Sure, having children isn’t easy. There’s no denying that being a parent is filled with obligations and burdens. It just starts with dirty diapers and midnight wake ups, and only becomes ever more challenging and difficult. As the Yiddish saying has it, “Without children, what would we do for aggravation?” And yet, ever since Adam and Eve – at least until today – people, like our biblical ancestors, prayed for children.

And why is that? Not only because having children is a divine imperative. Not only because children are the key to our own immortality. And not only because it is the ultimate act of ingratitude to the past to refuse on selfish grounds to assume the same kinds of obligations that made it possible for us to be here on earth and that would, if adopted by everyone, bring about global suicide. It goes far beyond all these reasons.

Choosing voluntary childlessness is to negate the divine image that is within ourselves – the Spirit of God whose first act recorded in the Bible was to become the Creator.

Jewish philosophers long ago asked the question. Since God is all sufficient within Himself, why was it necessary for Him to create us? God is Infinite, all perfect. He lacked nothing. Why did He need us? The answer is profoundly relevant. The world was created as an act of love. Part of what makes God perfect is his essence of Chessed. God is love and kindness and benevolence. These all require recipients. Divine love demanded creation – for without us as His children God couldn’t fully give expression to His true essence as our loving Father in Heaven.

A few weeks ago, Rabbi Jonathan Sacks, in his position as chief Rabbi of the United Kingdom, sent a congratulatory note to the Duke and Duchess of Cambridge on the birth of their first child. Of all the things he might have stressed on this occasion I found it intensely moving that Rabbi Sacks made the focus of his message the theme “the privilege of having the chance to love.” He wanted the new parents to know: “There is no more sacred task, nor any more rewarding. Every child conceived in love is testimony to a profound and moving faith in the future, in human renewal, and in life itself as the supreme blessing. And every parent in his or her heart knows that the real privilege lies less in being loved than in being given the chance to love.”

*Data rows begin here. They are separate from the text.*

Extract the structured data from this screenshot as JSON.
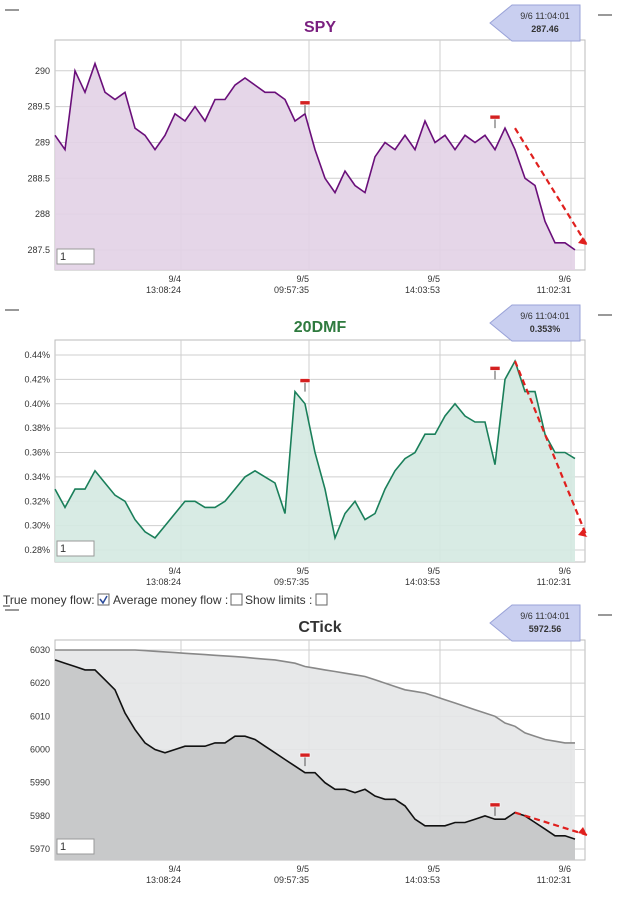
{
  "chart_data": [
    {
      "type": "area",
      "title": "SPY",
      "title_color": "#7a1f7f",
      "callout": {
        "time": "9/6 11:04:01",
        "value": "287.46"
      },
      "input_value": "1",
      "xlim": [
        0,
        53
      ],
      "xticks": [
        {
          "value": 12.6,
          "label": "9/4 13:08:24"
        },
        {
          "value": 25.4,
          "label": "9/5 09:57:35"
        },
        {
          "value": 38.5,
          "label": "9/5 14:03:53"
        },
        {
          "value": 51.6,
          "label": "9/6 11:02:31"
        }
      ],
      "ylim": [
        287.22,
        290.43
      ],
      "yticks": [
        {
          "value": 287.5,
          "label": "287.5"
        },
        288,
        {
          "value": 288.5,
          "label": "288.5"
        },
        289,
        {
          "value": 289.5,
          "label": "289.5"
        },
        290
      ],
      "grid": true,
      "series": [
        {
          "color": "#6a0f7a",
          "fill": "#e2d2e6",
          "values": [
            289.1,
            288.9,
            290.0,
            289.7,
            290.1,
            289.7,
            289.6,
            289.7,
            289.2,
            289.1,
            288.9,
            289.1,
            289.4,
            289.3,
            289.5,
            289.3,
            289.6,
            289.6,
            289.8,
            289.9,
            289.8,
            289.7,
            289.7,
            289.6,
            289.3,
            289.4,
            288.9,
            288.5,
            288.3,
            288.6,
            288.4,
            288.3,
            288.8,
            289.0,
            288.9,
            289.1,
            288.9,
            289.3,
            289.0,
            289.1,
            288.9,
            289.1,
            289.0,
            289.1,
            288.9,
            289.2,
            288.9,
            288.5,
            288.4,
            287.9,
            287.6,
            287.6,
            287.5
          ]
        }
      ]
    },
    {
      "type": "area",
      "title": "20DMF",
      "title_color": "#2e7a3e",
      "callout": {
        "time": "9/6 11:04:01",
        "value": "0.353%"
      },
      "input_value": "1",
      "xlim": [
        0,
        53
      ],
      "xticks": [
        {
          "value": 12.6,
          "label": "9/4 13:08:24"
        },
        {
          "value": 25.4,
          "label": "9/5 09:57:35"
        },
        {
          "value": 38.5,
          "label": "9/5 14:03:53"
        },
        {
          "value": 51.6,
          "label": "9/6 11:02:31"
        }
      ],
      "ylim": [
        0.2702,
        0.4523
      ],
      "yticks": [
        {
          "value": 0.28,
          "label": "0.28%"
        },
        {
          "value": 0.3,
          "label": "0.30%"
        },
        {
          "value": 0.32,
          "label": "0.32%"
        },
        {
          "value": 0.34,
          "label": "0.34%"
        },
        {
          "value": 0.36,
          "label": "0.36%"
        },
        {
          "value": 0.38,
          "label": "0.38%"
        },
        {
          "value": 0.4,
          "label": "0.40%"
        },
        {
          "value": 0.42,
          "label": "0.42%"
        },
        {
          "value": 0.44,
          "label": "0.44%"
        }
      ],
      "grid": true,
      "series": [
        {
          "color": "#1a7f5a",
          "fill": "#d4e9e1",
          "values": [
            0.33,
            0.315,
            0.33,
            0.33,
            0.345,
            0.335,
            0.325,
            0.32,
            0.305,
            0.295,
            0.29,
            0.3,
            0.31,
            0.32,
            0.32,
            0.315,
            0.315,
            0.32,
            0.33,
            0.34,
            0.345,
            0.34,
            0.335,
            0.31,
            0.41,
            0.4,
            0.36,
            0.33,
            0.29,
            0.31,
            0.32,
            0.305,
            0.31,
            0.33,
            0.345,
            0.355,
            0.36,
            0.375,
            0.375,
            0.39,
            0.4,
            0.39,
            0.385,
            0.385,
            0.35,
            0.42,
            0.435,
            0.41,
            0.41,
            0.375,
            0.36,
            0.36,
            0.355
          ]
        }
      ]
    },
    {
      "type": "area",
      "title": "CTick",
      "title_color": "#333333",
      "callout": {
        "time": "9/6 11:04:01",
        "value": "5972.56"
      },
      "input_value": "1",
      "xlim": [
        0,
        53
      ],
      "xticks": [
        {
          "value": 12.6,
          "label": "9/4 13:08:24"
        },
        {
          "value": 25.4,
          "label": "9/5 09:57:35"
        },
        {
          "value": 38.5,
          "label": "9/5 14:03:53"
        },
        {
          "value": 51.6,
          "label": "9/6 11:02:31"
        }
      ],
      "ylim": [
        5966.7,
        6033
      ],
      "yticks": [
        5970,
        5980,
        5990,
        6000,
        6010,
        6020,
        6030
      ],
      "grid": true,
      "series": [
        {
          "color": "#888888",
          "fill": "#e4e5e7",
          "values": [
            6030,
            6030,
            6030,
            6030,
            6030,
            6030,
            6030,
            6030,
            6030,
            6029.8,
            6029.6,
            6029.4,
            6029.2,
            6029,
            6028.8,
            6028.6,
            6028.4,
            6028.2,
            6028,
            6027.8,
            6027.5,
            6027.2,
            6027,
            6026.5,
            6026,
            6025,
            6024.5,
            6024,
            6023.5,
            6023,
            6022.5,
            6022,
            6021,
            6020,
            6019,
            6018,
            6017.5,
            6017,
            6016,
            6015,
            6014,
            6013,
            6012,
            6011,
            6010,
            6008,
            6007,
            6005,
            6004,
            6003,
            6002.5,
            6002,
            6002
          ]
        },
        {
          "color": "#111111",
          "fill": "#c4c5c7",
          "values": [
            6027,
            6026,
            6025,
            6024,
            6024,
            6021,
            6018,
            6011,
            6006,
            6002,
            6000,
            5999,
            6000,
            6001,
            6001,
            6001,
            6002,
            6002,
            6004,
            6004,
            6003,
            6001,
            5999,
            5997,
            5995,
            5993,
            5993,
            5990,
            5988,
            5988,
            5987,
            5988,
            5986,
            5985,
            5985,
            5983,
            5979,
            5977,
            5977,
            5977,
            5978,
            5978,
            5979,
            5980,
            5979,
            5979,
            5981,
            5980,
            5978,
            5976,
            5974,
            5974,
            5973
          ]
        }
      ]
    }
  ],
  "controls": {
    "true_money_flow": "True money flow:",
    "average_money_flow": "Average money flow :",
    "show_limits": "Show limits :"
  }
}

To fulfill our divine image we need the opportunity to love. We need to be among those who give rather than simply among those who take. We need to know the privilege of love just as an all perfect God “needed” us so that He could actualize His goodness.

Having children is the ultimate expression of being a creator like God.

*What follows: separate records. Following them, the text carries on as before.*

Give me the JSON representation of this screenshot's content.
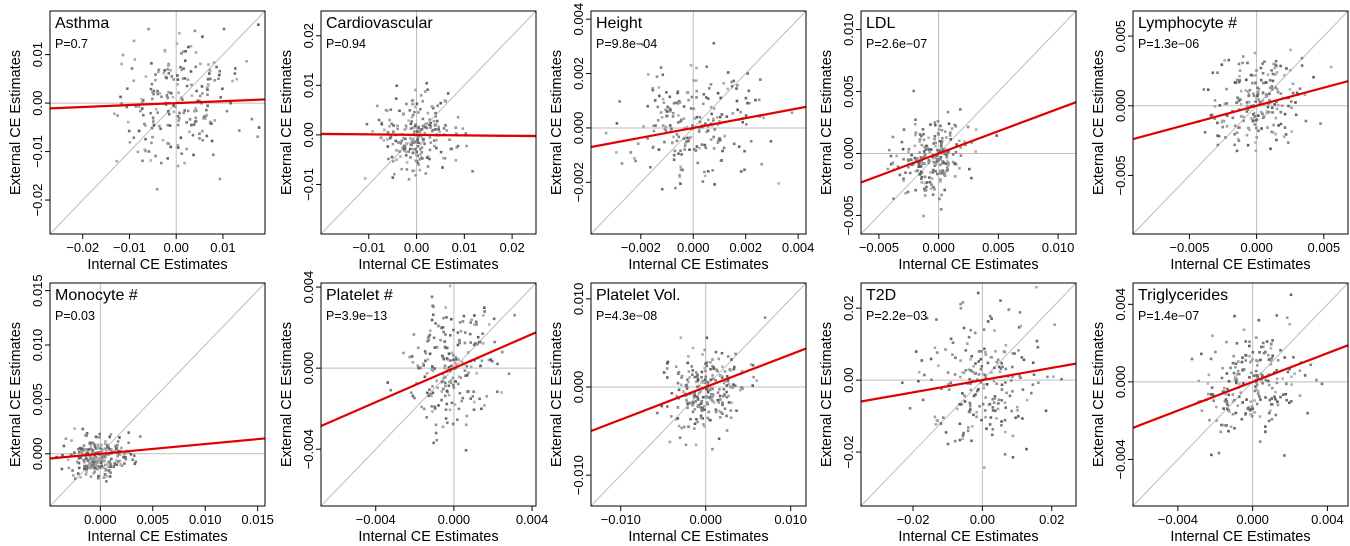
{
  "chart_data": [
    {
      "type": "scatter",
      "title": "Asthma",
      "annotation": "P=0.7",
      "xlabel": "Internal CE Estimates",
      "ylabel": "External CE Estimates",
      "xlim": [
        -0.027,
        0.019
      ],
      "ylim": [
        -0.027,
        0.019
      ],
      "xticks": [
        -0.02,
        -0.01,
        0.0,
        0.01
      ],
      "xtick_labels": [
        "−0.02",
        "−0.01",
        "0.00",
        "0.01"
      ],
      "yticks": [
        -0.02,
        -0.01,
        0.0,
        0.01
      ],
      "ytick_labels": [
        "−0.02",
        "−0.01",
        "0.00",
        "0.01"
      ],
      "fit_line": {
        "slope": 0.04,
        "intercept": 0.0
      },
      "scatter_spread": {
        "x_center": 0.0,
        "x_sd": 0.0065,
        "y_center": 0.0,
        "y_sd": 0.0065,
        "n": 220
      }
    },
    {
      "type": "scatter",
      "title": "Cardiovascular",
      "annotation": "P=0.94",
      "xlabel": "Internal CE Estimates",
      "ylabel": "External CE Estimates",
      "xlim": [
        -0.02,
        0.025
      ],
      "ylim": [
        -0.02,
        0.025
      ],
      "xticks": [
        -0.01,
        0.0,
        0.01,
        0.02
      ],
      "xtick_labels": [
        "−0.01",
        "0.00",
        "0.01",
        "0.02"
      ],
      "yticks": [
        -0.01,
        0.0,
        0.01,
        0.02
      ],
      "ytick_labels": [
        "−0.01",
        "0.00",
        "0.01",
        "0.02"
      ],
      "fit_line": {
        "slope": -0.01,
        "intercept": 0.0
      },
      "scatter_spread": {
        "x_center": 0.0,
        "x_sd": 0.004,
        "y_center": 0.0,
        "y_sd": 0.0035,
        "n": 220
      }
    },
    {
      "type": "scatter",
      "title": "Height",
      "annotation": "P=9.8e−04",
      "xlabel": "Internal CE Estimates",
      "ylabel": "External CE Estimates",
      "xlim": [
        -0.0039,
        0.0043
      ],
      "ylim": [
        -0.0039,
        0.0043
      ],
      "xticks": [
        -0.002,
        0.0,
        0.002,
        0.004
      ],
      "xtick_labels": [
        "−0.002",
        "0.000",
        "0.002",
        "0.004"
      ],
      "yticks": [
        -0.002,
        0.0,
        0.002,
        0.004
      ],
      "ytick_labels": [
        "−0.002",
        "0.000",
        "0.002",
        "0.004"
      ],
      "fit_line": {
        "slope": 0.18,
        "intercept": 0.0
      },
      "scatter_spread": {
        "x_center": 0.0,
        "x_sd": 0.0012,
        "y_center": 0.0002,
        "y_sd": 0.0011,
        "n": 220
      }
    },
    {
      "type": "scatter",
      "title": "LDL",
      "annotation": "P=2.6e−07",
      "xlabel": "Internal CE Estimates",
      "ylabel": "External CE Estimates",
      "xlim": [
        -0.0065,
        0.0115
      ],
      "ylim": [
        -0.0065,
        0.0115
      ],
      "xticks": [
        -0.005,
        0.0,
        0.005,
        0.01
      ],
      "xtick_labels": [
        "−0.005",
        "0.000",
        "0.005",
        "0.010"
      ],
      "yticks": [
        -0.005,
        0.0,
        0.005,
        0.01
      ],
      "ytick_labels": [
        "−0.005",
        "0.000",
        "0.005",
        "0.010"
      ],
      "fit_line": {
        "slope": 0.36,
        "intercept": 0.0
      },
      "scatter_spread": {
        "x_center": -0.0005,
        "x_sd": 0.0016,
        "y_center": -0.0003,
        "y_sd": 0.0016,
        "n": 220
      }
    },
    {
      "type": "scatter",
      "title": "Lymphocyte #",
      "annotation": "P=1.3e−06",
      "xlabel": "Internal CE Estimates",
      "ylabel": "External CE Estimates",
      "xlim": [
        -0.0092,
        0.0068
      ],
      "ylim": [
        -0.0092,
        0.0068
      ],
      "xticks": [
        -0.005,
        0.0,
        0.005
      ],
      "xtick_labels": [
        "−0.005",
        "0.000",
        "0.005"
      ],
      "yticks": [
        -0.005,
        0.0,
        0.005
      ],
      "ytick_labels": [
        "−0.005",
        "0.000",
        "0.005"
      ],
      "fit_line": {
        "slope": 0.26,
        "intercept": 0.0
      },
      "scatter_spread": {
        "x_center": 0.0,
        "x_sd": 0.0018,
        "y_center": 0.0003,
        "y_sd": 0.0016,
        "n": 220
      }
    },
    {
      "type": "scatter",
      "title": "Monocyte #",
      "annotation": "P=0.03",
      "xlabel": "Internal CE Estimates",
      "ylabel": "External CE Estimates",
      "xlim": [
        -0.0048,
        0.0157
      ],
      "ylim": [
        -0.0048,
        0.0157
      ],
      "xticks": [
        0.0,
        0.005,
        0.01,
        0.015
      ],
      "xtick_labels": [
        "0.000",
        "0.005",
        "0.010",
        "0.015"
      ],
      "yticks": [
        0.0,
        0.005,
        0.01,
        0.015
      ],
      "ytick_labels": [
        "0.000",
        "0.005",
        "0.010",
        "0.015"
      ],
      "fit_line": {
        "slope": 0.09,
        "intercept": 0.0
      },
      "scatter_spread": {
        "x_center": 0.0,
        "x_sd": 0.0014,
        "y_center": -0.0002,
        "y_sd": 0.0009,
        "n": 240
      }
    },
    {
      "type": "scatter",
      "title": "Platelet #",
      "annotation": "P=3.9e−13",
      "xlabel": "Internal CE Estimates",
      "ylabel": "External CE Estimates",
      "xlim": [
        -0.0068,
        0.0042
      ],
      "ylim": [
        -0.0068,
        0.0042
      ],
      "xticks": [
        -0.004,
        0.0,
        0.004
      ],
      "xtick_labels": [
        "−0.004",
        "0.000",
        "0.004"
      ],
      "yticks": [
        -0.004,
        0.0,
        0.004
      ],
      "ytick_labels": [
        "−0.004",
        "0.000",
        "0.004"
      ],
      "fit_line": {
        "slope": 0.42,
        "intercept": 0.0
      },
      "scatter_spread": {
        "x_center": 0.0,
        "x_sd": 0.0013,
        "y_center": 0.0,
        "y_sd": 0.0014,
        "n": 220
      }
    },
    {
      "type": "scatter",
      "title": "Platelet Vol.",
      "annotation": "P=4.3e−08",
      "xlabel": "Internal CE Estimates",
      "ylabel": "External CE Estimates",
      "xlim": [
        -0.0135,
        0.0118
      ],
      "ylim": [
        -0.0135,
        0.0118
      ],
      "xticks": [
        -0.01,
        0.0,
        0.01
      ],
      "xtick_labels": [
        "−0.010",
        "0.000",
        "0.010"
      ],
      "yticks": [
        -0.01,
        0.0,
        0.01
      ],
      "ytick_labels": [
        "−0.010",
        "0.000",
        "0.010"
      ],
      "fit_line": {
        "slope": 0.37,
        "intercept": 0.0
      },
      "scatter_spread": {
        "x_center": 0.0,
        "x_sd": 0.0022,
        "y_center": -0.0003,
        "y_sd": 0.0022,
        "n": 240
      }
    },
    {
      "type": "scatter",
      "title": "T2D",
      "annotation": "P=2.2e−03",
      "xlabel": "Internal CE Estimates",
      "ylabel": "External CE Estimates",
      "xlim": [
        -0.035,
        0.027
      ],
      "ylim": [
        -0.035,
        0.027
      ],
      "xticks": [
        -0.02,
        0.0,
        0.02
      ],
      "xtick_labels": [
        "−0.02",
        "0.00",
        "0.02"
      ],
      "yticks": [
        -0.02,
        0.0,
        0.02
      ],
      "ytick_labels": [
        "−0.02",
        "0.00",
        "0.02"
      ],
      "fit_line": {
        "slope": 0.17,
        "intercept": 0.0
      },
      "scatter_spread": {
        "x_center": 0.0,
        "x_sd": 0.009,
        "y_center": 0.0,
        "y_sd": 0.009,
        "n": 220
      }
    },
    {
      "type": "scatter",
      "title": "Triglycerides",
      "annotation": "P=1.4e−07",
      "xlabel": "Internal CE Estimates",
      "ylabel": "External CE Estimates",
      "xlim": [
        -0.0064,
        0.0051
      ],
      "ylim": [
        -0.0064,
        0.0051
      ],
      "xticks": [
        -0.004,
        0.0,
        0.004
      ],
      "xtick_labels": [
        "−0.004",
        "0.000",
        "0.004"
      ],
      "yticks": [
        -0.004,
        0.0,
        0.004
      ],
      "ytick_labels": [
        "−0.004",
        "0.000",
        "0.004"
      ],
      "fit_line": {
        "slope": 0.37,
        "intercept": 0.0
      },
      "scatter_spread": {
        "x_center": 0.0,
        "x_sd": 0.0014,
        "y_center": 0.0,
        "y_sd": 0.0014,
        "n": 220
      }
    }
  ],
  "colors": {
    "fit_line": "#e00000",
    "identity_line": "#bdbdbd",
    "zero_lines": "#bdbdbd",
    "points": "#7a7a7a",
    "frame": "#000000"
  }
}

The joy of creating a child, showering him with his every need, giving without any thought of return on their “investment” – this is a unique and deep love that cannot be replicated. Childless couples may have enough time and money to travel around the world, to fulfill every hedonistic fantasy, to live out their days in seeming delight, but they will never know experience the deepest form of happiness that comes from imitating God by becoming creators.

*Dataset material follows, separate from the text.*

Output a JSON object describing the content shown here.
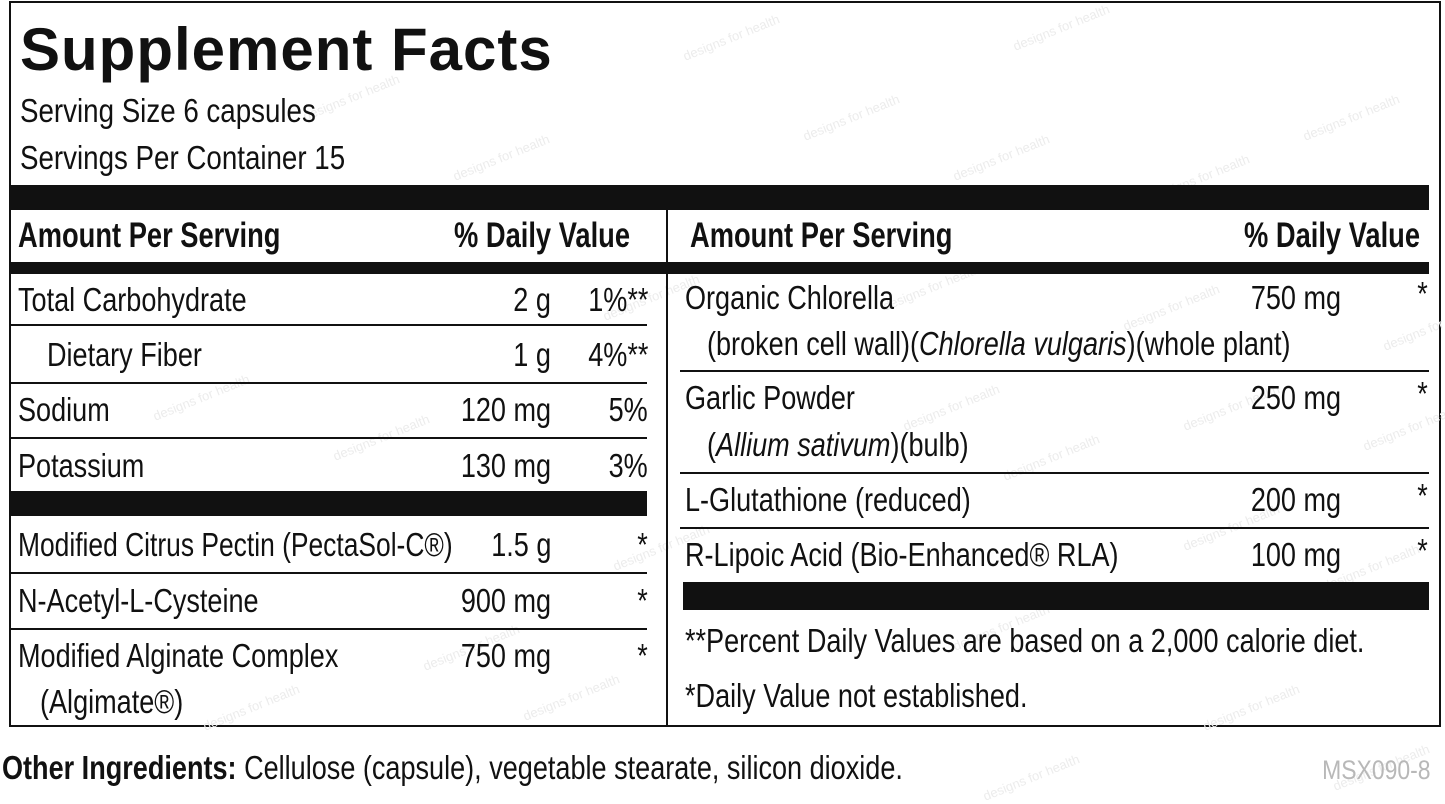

In this month of Elul, as we prepare for the High Holy days, we ought to remember that the theme of the Torah reading for the first day of Rosh Hashanah is God’s response to prayer. Not the prayer for wealth. Not the prayer for power. Not the prayer for success, however it be defined. We begin the New Year by recalling that God responded to the heartfelt prayers of Sarah and of Hannah and blessed them so they could conceive. As Jews, we have long ago learned that family will evermore be the key to personal fulfillment and happiness.